Summer seems to have gone by in the blink of an eye, and now fall (my favorite season) is beginning. The days are getting shorter, and I enjoy feeling the brisk air on my face as I bike to my cafe job in the mornings. It's a lovely change, and I look forward to what the new season will bring.
I have been thinking about what I've learned this month without having alcohol in my life:
I'm more hydrated.
This may seem obvious, but it's something I forget about all the time! Since I'm not drinking booze, I'm drinking either water or a fizzy water-based drink. All hydration, all the time!
I'm ready to start drinking again.
I know I've come so far this year, and I'm so happy about the changes that have come from abstaining from alcohol. But I'm looking forward to having a drink again. I certainly don't plan to go crazy on January 1st, 2016 - but I look forward to having wine with dinner, or toasting a locally-brewed beer with friends. I hope that this year will make it easier for me to take time off from drinking in the future, and help me with moderation.
I feel all the things, still mess up (even without alcohol), and that's okay.
There was a point in this journey where I naively thought I could never do wrong, as long as alcohol was no longer clouding my judgement. But it just ain't true. I still screw up, and I still get frustrated about certain decisions I make in my life. I text people I shouldn't when I'm feeling blue (although I'm better at resisting), and I make some silly decisions when out partying late at night.
Cutting out the alcohol doesn't guarantee that we'll make the best decisions in our lives. Some desires are still there, and I feel strong emotions. If anything, I probably feel everything more than I did before, and with greater clarity. My next step is to be forgiving of those choices. I won't always do the "right" thing all the time. There will always be those moments when I go with my heart rather than my head, even when it's probably best to listen to the latter. With or without alcohol - I am who I am: an emotional being with a constant jumble of emotions, and a big fucking sugar-coated daydreaming heart. And you know what? I'm okay with that. In fact, I am pretty sure I've reached the point in my life where I can love myself for that. And that's pretty damn awesome.
Part of me is holding back.
There's a reason why booze is called "liquid courage" - it takes away the voice of reason and replaces it with "I can and should do anything I want, right now!" As I mentioned above, it's still possible to make those carefree decisions without booze. But there's a bigger urge that holds me back. Lately I've been asking myself: are there things I wanted to say this year that I didn't say because I was never drunk?

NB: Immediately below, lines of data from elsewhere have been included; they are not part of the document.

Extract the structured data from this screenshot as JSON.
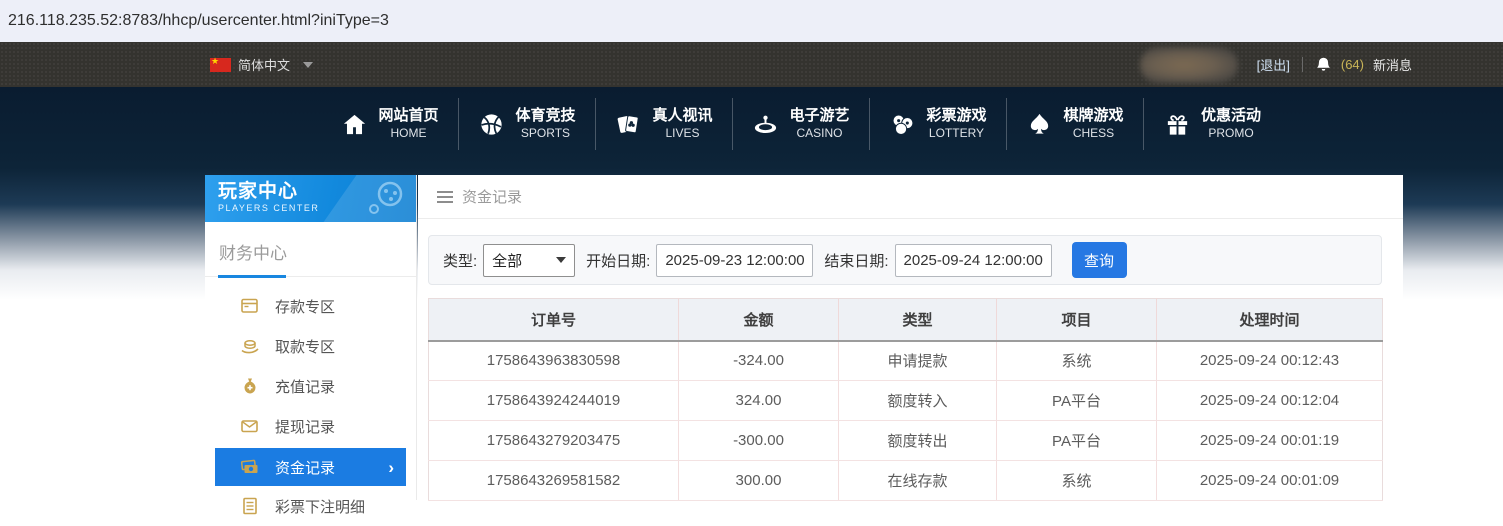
{
  "url_bar": {
    "url": "216.118.235.52:8783/hhcp/usercenter.html?iniType=3"
  },
  "topbar": {
    "language": "简体中文",
    "logout": "[退出]",
    "messages_count": "(64)",
    "messages_label": "新消息"
  },
  "nav": {
    "items": [
      {
        "zh": "网站首页",
        "en": "HOME"
      },
      {
        "zh": "体育竞技",
        "en": "SPORTS"
      },
      {
        "zh": "真人视讯",
        "en": "LIVES"
      },
      {
        "zh": "电子游艺",
        "en": "CASINO"
      },
      {
        "zh": "彩票游戏",
        "en": "LOTTERY"
      },
      {
        "zh": "棋牌游戏",
        "en": "CHESS"
      },
      {
        "zh": "优惠活动",
        "en": "PROMO"
      }
    ]
  },
  "sidebar": {
    "title_zh": "玩家中心",
    "title_en": "PLAYERS CENTER",
    "section": "财务中心",
    "items": [
      {
        "label": "存款专区",
        "active": false
      },
      {
        "label": "取款专区",
        "active": false
      },
      {
        "label": "充值记录",
        "active": false
      },
      {
        "label": "提现记录",
        "active": false
      },
      {
        "label": "资金记录",
        "active": true
      },
      {
        "label": "彩票下注明细",
        "active": false
      }
    ]
  },
  "main": {
    "breadcrumb": "资金记录",
    "filter": {
      "type_label": "类型:",
      "type_value": "全部",
      "start_label": "开始日期:",
      "start_value": "2025-09-23 12:00:00",
      "end_label": "结束日期:",
      "end_value": "2025-09-24 12:00:00",
      "search_label": "查询"
    },
    "table": {
      "headers": [
        "订单号",
        "金额",
        "类型",
        "项目",
        "处理时间"
      ],
      "rows": [
        [
          "1758643963830598",
          "-324.00",
          "申请提款",
          "系统",
          "2025-09-24 00:12:43"
        ],
        [
          "1758643924244019",
          "324.00",
          "额度转入",
          "PA平台",
          "2025-09-24 00:12:04"
        ],
        [
          "1758643279203475",
          "-300.00",
          "额度转出",
          "PA平台",
          "2025-09-24 00:01:19"
        ],
        [
          "1758643269581582",
          "300.00",
          "在线存款",
          "系统",
          "2025-09-24 00:01:09"
        ]
      ]
    }
  },
  "icons": {
    "chevron_right": "›"
  },
  "colors": {
    "accent_blue": "#1b7ce2",
    "button_blue": "#2678e3",
    "sidebar_header_blue": "#1289dd",
    "gold_icon": "#c9a450",
    "message_count_gold": "#c9b457",
    "nav_dark_navy": "#0d2438",
    "topbar_dark": "#34332f",
    "table_header_bg": "#eef1f5"
  }
}
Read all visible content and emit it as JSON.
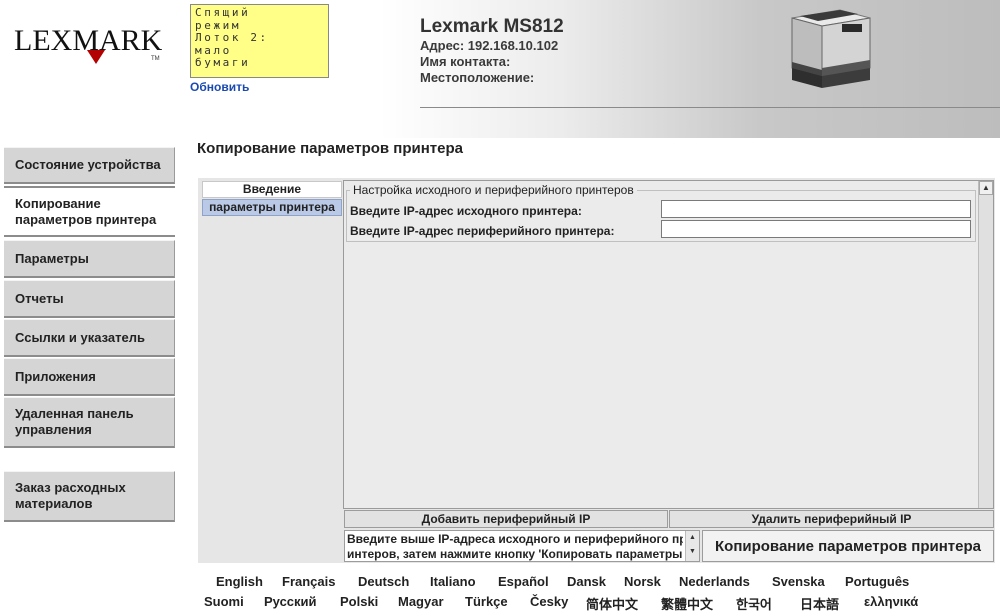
{
  "header": {
    "logo_text": "LEXMARK",
    "logo_tm": "TM",
    "status_lines": [
      "Спящий",
      "режим",
      "Лоток 2:",
      "мало",
      "бумаги"
    ],
    "refresh_label": "Обновить",
    "model": "Lexmark MS812",
    "address": "Адрес: 192.168.10.102",
    "contact": "Имя контакта:",
    "location": "Местоположение:"
  },
  "sidebar": {
    "items": [
      {
        "label": "Состояние устройства"
      },
      {
        "label": "Копирование параметров принтера",
        "active": true
      },
      {
        "label": "Параметры"
      },
      {
        "label": "Отчеты"
      },
      {
        "label": "Ссылки и указатель"
      },
      {
        "label": "Приложения"
      },
      {
        "label": "Удаленная панель управления"
      },
      {
        "label": "Заказ расходных материалов"
      }
    ]
  },
  "main": {
    "title": "Копирование параметров принтера",
    "tabs": [
      {
        "label": "Введение"
      },
      {
        "label": "параметры принтера",
        "selected": true
      }
    ],
    "group_title": "Настройка исходного и периферийного принтеров",
    "source_label": "Введите IP-адрес исходного принтера:",
    "source_value": "",
    "peripheral_label": "Введите IP-адрес периферийного принтера:",
    "peripheral_value": "",
    "add_button": "Добавить периферийный IP",
    "remove_button": "Удалить периферийный IP",
    "message_lines": [
      "Введите выше IP-адреса исходного и периферийного пр",
      "интеров, затем нажмите кнопку 'Копировать параметры пр"
    ],
    "copy_button": "Копирование параметров принтера"
  },
  "languages": {
    "row1": [
      "English",
      "Français",
      "Deutsch",
      "Italiano",
      "Español",
      "Dansk",
      "Norsk",
      "Nederlands",
      "Svenska",
      "Português"
    ],
    "row2": [
      "Suomi",
      "Русский",
      "Polski",
      "Magyar",
      "Türkçe",
      "Česky",
      "简体中文",
      "繁體中文",
      "한국어",
      "日本語",
      "ελληνικά"
    ]
  },
  "colors": {
    "status_panel_bg": "#ffff88",
    "link_blue": "#1a4ab0",
    "logo_red": "#b30000",
    "selected_tab": "#b9c9e6"
  }
}
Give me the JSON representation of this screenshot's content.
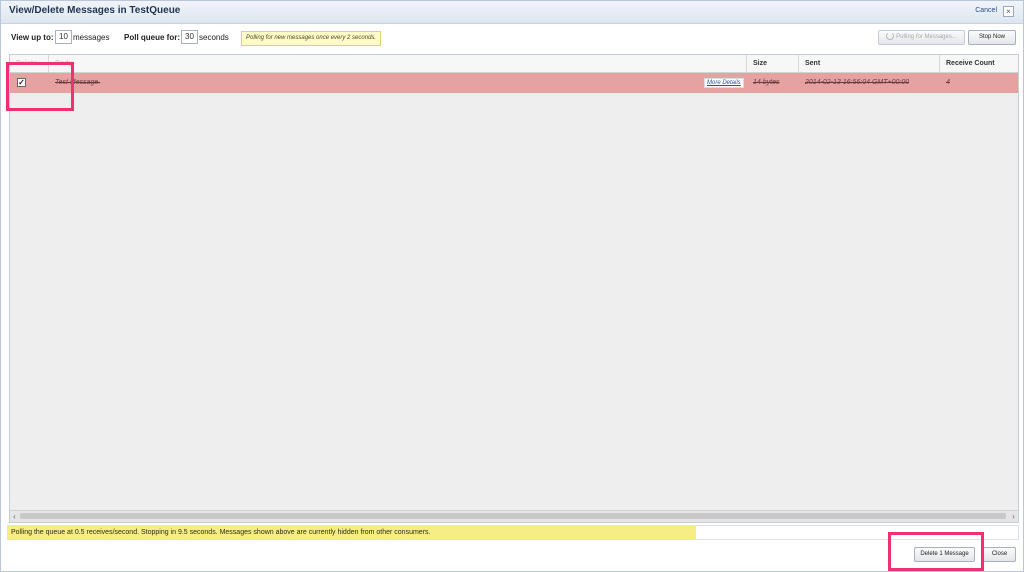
{
  "dialog": {
    "title": "View/Delete Messages in TestQueue",
    "cancel_label": "Cancel",
    "close_glyph": "×"
  },
  "controls": {
    "view_up_to_label": "View up to:",
    "view_up_to_value": "10",
    "messages_label": "messages",
    "poll_queue_label": "Poll queue for:",
    "poll_queue_value": "30",
    "seconds_label": "seconds",
    "polling_note": "Polling for new messages once every 2 seconds.",
    "polling_button_label": "Polling for Messages...",
    "stop_button_label": "Stop Now"
  },
  "table": {
    "columns": [
      "Delete",
      "Body",
      "Size",
      "Sent",
      "Receive Count"
    ],
    "rows": [
      {
        "checked": true,
        "checkmark": "✓",
        "body": "Test Message.",
        "more_details_label": "More Details",
        "size": "14 bytes",
        "sent": "2014-02-13 16:56:04 GMT+00:00",
        "receive_count": "4"
      }
    ],
    "scroll_left_glyph": "‹",
    "scroll_right_glyph": "›"
  },
  "status": {
    "message": "Polling the queue at 0.5 receives/second. Stopping in 9.5 seconds. Messages shown above are currently hidden from other consumers."
  },
  "footer": {
    "delete_button_label": "Delete 1 Message",
    "close_button_label": "Close"
  },
  "colors": {
    "row_deleted": "#e6a1a1",
    "status_highlight": "#f6ee84",
    "annotation_box": "#f0316f"
  }
}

Think about those times when you're with your friends and you drunkenly tell them how much you love them. That guy you've always liked? You confess that you have feelings for him. You tell the world that you feel ALL THE THINGS and that they should feel them with you. I believe that when a little tipsy, we become a more honest version of ourselves. So there is a part of me that wonders if I've been holding back a bit, and I'm pretty sure that I have. I don't think it's a bad thing, but it's certainly interesting to think about.
---
I hope you'll consider joining me in my last (less than) 3 months left of sobriety! Click here to sign up for my No Drinking Challenge, and let's toast on New Year's Eve!
Money saved in 9 months: Approximately $2,056.00
Weight: Not a clue. But I did put on a size 4 pant the other day, which made my jaw drop. That could be from all the biking to/from work though. :)
How I feel: Contemplative. Content. Blissful. Fulfilled. Happy, happy, happy.